I'm not set up to write LUA code at the moment (haven't done it in more than 5 years), but I'm going to install LUA and find a development environment (hopefully there's Eclipse support).
But this means I can't write any code at the moment.
If someone else wants to implement it I can explain how to implement the heuristic I used as a generic program.
Note: this isn't the same thing as a program that can find the best solution (see below). It would probably be a useful starting point though.
As for finding the best solution: That's possible by a variant of this heuristoc ... and if you don't mind the program possibly taking a long time (tens of minutes) it might be possible to run it in LUA. But please don't underestimate the complexity issue: computation for problems like this grows
much faster than the number of extra elements that are added to the specific problem - e.g. they run its "big brother", the Knapsack Problem, for hours on supercomputers.
Anyway we can move forward now if someone else wants to play a bit with LUA. I'll explain the steps for a generic implementation here.
I'm not sure it will be practical to hack a program that runs inside OT that always find the optimal solutuion, but I suppose we could make a version of the heuristic that enumerates every possible solution, and perhaps has some logic to reject obviously bad ones (to improve efficiency a bit.
If an optimal solution is
required for an
open-ended version of your objective, it will almost certainly be smarter to study the techniques used by commercial solutions, starting with the first wikipedia article I linked above.

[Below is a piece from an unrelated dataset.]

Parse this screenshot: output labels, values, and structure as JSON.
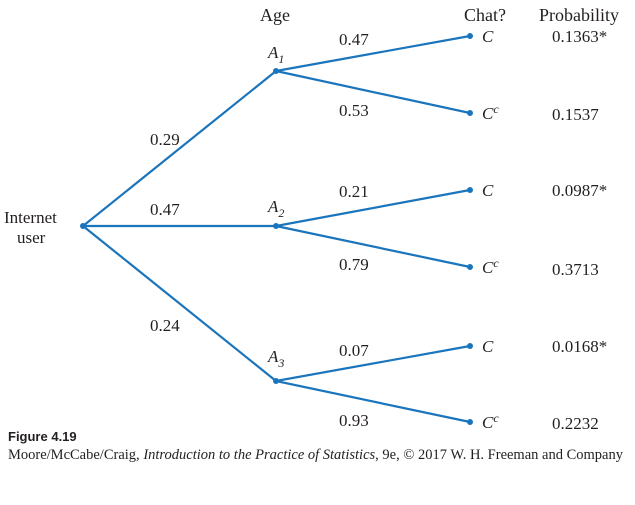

All that said, the first step is just to write some logic to enumerate all the possible combinations of the smaller pieces that, in total, are less than or equal to the larger piece.
An aside: this becomes computationally inefficient with a large number of distinct longer pieces and/or a larger number of distinct shorter pieces. On the other hand, with a forest worth of trees and lots of smaller pieces, an easier approach (a different heuristic) can be used.
So: the enumeration can e.g. start with the longest cut piece, and go through the possibilities like this (using the initial example):
Start with the largest: 5, then continue in order:
- 5 < 12, 2 x 5 is less than 12, 3 x 5 is > 12; => (1 x 5) and (2 x 5) are a possible cuts
- 5 + 4.5 < 12 , (5 + (2x4.5)) > 12, 5 + 4.5 + 3.5 > 12 => 5 + 4.5 is a possible cut
- 5 + 3.5 < 12, 5 + (2 x 3.5) = 12 => (5 + 3.5) and (5 + (2 x 3.5)) are possible cuts
- -----
- 4.5 < 12, 2 x 4.5 < 12, 3 x 4.5 > 12, so (1 x 4.5) and (2 x 4.5) are possible cuts
- etc
Edit:
The next bit generates a solution.
It turns out the approach I used even has a wikipedia page
en.wikipedia.org
It's probably a good place to start looking for better algorithms, but I'm hoping that won't be necessary
Given the knows variables (Original size(s): 12 m in our example, and useful output sizes and numbers (10x3.5, 8x4.5, 15x5)).
Keep looping on this until all useful outputs have been produced:
- Fully allocate the "best fit" possible cuts: in this case only 5 + 3.5 + 3.5 = 12 (no waste)
- This can be done 5 times before the 3.5's are fully cut
- Step to the next available best fit, which is 2 x 5 = 10 (2 waste) and fully allocate that
- Loop until you have a solution.
Important: by starting with (5 + (2 x 3.5) ) we
lose some possibilities.
This is why we can't get an optimal solution just with this particular heuristic.
Each early selection is likely to remove some options, such as 3 x 3.5 = 10.5).
This can be handled by another simple heuristic: try multiple different starting points, starting with the best one(s) (i.e. zero waste), and e.g. moving down through a fixed number, or until efficiency is too low (e.g. 40% waste) or something like that.
This is where my earlier comment:
There are two others I'd test next that might be better
came from. The two other obvious starting points were:
A programmed solution might also try starting at (4.5 +(2 x 3.5)) and (2 x 4.5).
Trying different starting points could be added in version 0.3 (0.1 being the enumeration, 0.2 adding the first solution).
NB: even trying all the different starting points doesn't guarantee an optimal solution: starting with (3 x 3.5), but then applying "fully allocate the next best fit" could also remove some options.